Finalmente cada quien puede decir o callar lo que guste sobre hombres como el doctor Corona Páez, pues las que cuentan, las que permanecen, son las obras y no el mezquino vocerío que a veces despiertan alrededor. Él, nuestro más destacado historiador, recibió ayer la medalla Magdalena Mondragón y con ello obtuvo en su tierra lo que en otras latitudes (Portugal, España, EUA, Chile, Argentina) ya le han otorgado.
Hace unos seis años escribí esto, y nunca le he dado la difusión que ahora juzgo oportuna: “En 1994 conocí a mi amigo Sergio Antonio Corona. Recuerdo que desde el inicio me pareció un hombre vocado para bucear en el pretérito. Muy pronto advertí sus facultades, su amor por la Colonia, su pasión por el pasado de nuestras tierras, su sosegada inquietud de historiador esmerado y silencioso, íntimamente feliz con el frecuente descubrimiento de referencias en papelones amarillentos que a la mayoría no dicen nada.
Más delante supe otro tanto: que estudió comunicación en el ITESO, que era maestro de la UIA y había trabajado en centros de investigación; además, que era genealogista y paleógrafo, dos actividades que lo inclinaban decididamente al estudio de la historia.
Luego hubo un paréntesis —quizá del 98 al 99— en el que dejé de verlo y en el que nos encontrábamos con cierta esporadicidad, pero siempre con un saludo cordial y mutuas palabras de aliento. Para entonces, Sergio agregaba el doctorado a sus rigurosos estudios y coordinaba ya el Archivo Histórico de la UIA Laguna. A mediados de 2000, el azar y sus carambolas me abrió una fuente de trabajo en ese Archivo y fue entonces cuando la cercanía de Corona Páez se convirtió en afianzador de mi amistad hacia él y de mi afecto por la historia, disciplina en la que siempre me consideraré un amateur.

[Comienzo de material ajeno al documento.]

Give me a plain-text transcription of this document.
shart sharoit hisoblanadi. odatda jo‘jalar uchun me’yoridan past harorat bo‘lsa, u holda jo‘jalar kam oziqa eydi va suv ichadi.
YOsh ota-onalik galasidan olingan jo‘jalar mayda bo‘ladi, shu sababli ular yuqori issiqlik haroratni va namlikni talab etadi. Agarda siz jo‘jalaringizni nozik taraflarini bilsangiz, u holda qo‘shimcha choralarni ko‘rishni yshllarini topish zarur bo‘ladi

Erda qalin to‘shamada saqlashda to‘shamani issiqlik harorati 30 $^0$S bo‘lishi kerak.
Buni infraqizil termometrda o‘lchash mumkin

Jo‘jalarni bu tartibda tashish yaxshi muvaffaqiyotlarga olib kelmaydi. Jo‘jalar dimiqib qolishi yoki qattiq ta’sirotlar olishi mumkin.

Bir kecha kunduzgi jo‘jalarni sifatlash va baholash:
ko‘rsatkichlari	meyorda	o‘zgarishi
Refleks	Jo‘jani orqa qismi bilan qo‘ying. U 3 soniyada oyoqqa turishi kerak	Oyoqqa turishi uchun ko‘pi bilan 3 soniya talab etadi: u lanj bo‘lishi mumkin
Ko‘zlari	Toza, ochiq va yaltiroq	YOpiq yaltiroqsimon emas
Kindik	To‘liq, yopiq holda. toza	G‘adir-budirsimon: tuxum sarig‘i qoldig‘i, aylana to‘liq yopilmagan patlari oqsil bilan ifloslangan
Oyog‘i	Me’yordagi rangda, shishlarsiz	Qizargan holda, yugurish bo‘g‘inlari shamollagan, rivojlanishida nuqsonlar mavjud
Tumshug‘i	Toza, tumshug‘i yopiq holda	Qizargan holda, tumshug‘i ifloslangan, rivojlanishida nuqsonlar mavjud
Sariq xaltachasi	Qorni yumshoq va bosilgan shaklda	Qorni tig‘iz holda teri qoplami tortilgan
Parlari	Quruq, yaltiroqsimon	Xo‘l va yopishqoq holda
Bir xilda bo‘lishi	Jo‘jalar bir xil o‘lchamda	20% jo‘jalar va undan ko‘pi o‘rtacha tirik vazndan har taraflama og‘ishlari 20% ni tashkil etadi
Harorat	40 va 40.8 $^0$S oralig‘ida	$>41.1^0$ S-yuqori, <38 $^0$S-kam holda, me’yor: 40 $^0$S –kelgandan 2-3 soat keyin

¿Qué he aprendido de Sergio en estos meses de diálogo e intercambio de papeles? Mucho, muchísimo, tanto o más que lo que se puede aprender dentro de las aulas. He aprendido alguno que otro dato, he pescado decenas de referencias nuevas, he entendido otras maneras de percibir la historia. Pero eso no importa demasiado. Lo que sí importa es lo otro, el aprendizaje de una actitud ante la vida, la enseñanza de un ser todos los días y en todos los actos. Recuerda Borges —en el prólogo sobre Henríquez Ureña— a un judío que viajó hacia un pueblo remoto no para escuchar al predicador, “sino para ver de qué modo éste se ataba los zapatos”. Toda proporción, Corona Páez es eso para mí: una lección de vida, una actitud noble, apacible, generosa y despierta en un mundo apresurado y modorro, henchido de frivolidad y vacua prisa”.